KEYWORDS: genetics, genealogy, ethnicity, race, gender, origins
Theres DNA and there are probabilities of sharing some, but no tangible genetic stuff divisible among kin and distinguishing or bounding them from non-kin. There is no genetic test for kinship Kinship is not a genetic property.
(Marks 2002, p. 251)
Introduction
The corporate logo that features on the website of Relative Genetics, a company offering genetic tests for reconstructing global and family genealogies, twins two key icons of Western culture; the roots and branches of the family tree and the double helix of molecular genetics. This is one of several companies in the USA and UK eager to build on the market for genetic paternity tests and the popularity of genealogy to create consumer interest in new genetic products that purport to answer questions about immediate, historic and prehistoric relatedness and geographical origins.

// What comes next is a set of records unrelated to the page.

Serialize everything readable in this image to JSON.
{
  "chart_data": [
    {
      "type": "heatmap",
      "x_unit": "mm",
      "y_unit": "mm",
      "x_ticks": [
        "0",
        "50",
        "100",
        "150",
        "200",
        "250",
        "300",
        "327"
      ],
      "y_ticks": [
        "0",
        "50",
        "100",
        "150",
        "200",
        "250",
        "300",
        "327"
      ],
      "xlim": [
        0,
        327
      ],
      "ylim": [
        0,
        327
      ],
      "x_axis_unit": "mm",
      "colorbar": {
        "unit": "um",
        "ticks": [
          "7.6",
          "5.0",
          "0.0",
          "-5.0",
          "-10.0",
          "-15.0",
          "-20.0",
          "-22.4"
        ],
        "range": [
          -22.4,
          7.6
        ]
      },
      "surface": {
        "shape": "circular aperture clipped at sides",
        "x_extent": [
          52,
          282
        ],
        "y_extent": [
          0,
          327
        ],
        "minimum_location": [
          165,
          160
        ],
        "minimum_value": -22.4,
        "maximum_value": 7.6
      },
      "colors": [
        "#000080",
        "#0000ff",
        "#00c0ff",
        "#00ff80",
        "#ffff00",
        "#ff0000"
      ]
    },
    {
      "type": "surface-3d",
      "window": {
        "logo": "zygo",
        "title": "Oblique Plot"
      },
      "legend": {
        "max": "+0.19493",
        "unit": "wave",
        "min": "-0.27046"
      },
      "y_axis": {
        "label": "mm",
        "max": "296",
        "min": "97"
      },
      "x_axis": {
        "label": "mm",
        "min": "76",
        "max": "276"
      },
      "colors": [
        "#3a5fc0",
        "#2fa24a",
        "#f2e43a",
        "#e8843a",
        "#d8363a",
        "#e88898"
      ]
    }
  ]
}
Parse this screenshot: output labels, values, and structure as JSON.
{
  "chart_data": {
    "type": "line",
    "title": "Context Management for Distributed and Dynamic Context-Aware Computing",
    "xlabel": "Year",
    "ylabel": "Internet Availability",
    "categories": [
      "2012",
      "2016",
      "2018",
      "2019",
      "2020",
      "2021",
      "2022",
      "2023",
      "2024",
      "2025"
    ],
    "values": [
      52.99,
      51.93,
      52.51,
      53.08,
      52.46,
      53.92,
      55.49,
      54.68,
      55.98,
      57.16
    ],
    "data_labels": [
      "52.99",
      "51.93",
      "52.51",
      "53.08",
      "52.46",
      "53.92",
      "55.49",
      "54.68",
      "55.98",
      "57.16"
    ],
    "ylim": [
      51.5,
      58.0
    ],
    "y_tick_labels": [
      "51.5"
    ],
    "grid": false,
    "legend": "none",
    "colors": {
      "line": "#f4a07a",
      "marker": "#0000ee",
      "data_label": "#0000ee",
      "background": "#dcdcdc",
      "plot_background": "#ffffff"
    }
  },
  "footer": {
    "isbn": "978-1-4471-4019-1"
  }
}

The findings of population geneticists tracing the history and geography of the origins, movement and interactions of prehistoric populations are being converted into genetic commodities that offer to situate individuals within global patterns of human genetic diversity as well as sort out true biological relatedness from practised kinship. Potential customers of Family Genetics can buy genetic testing kits to establish biological relatedness amongst known or suspected relatives, or can send DNA samples that can be analysed to locate them within the community of the worlds largest genetically based genealogy database. As Haraway observes: Epistemophilia, the lusty search for knowledge of origins, is everywhere (1997, p. 255).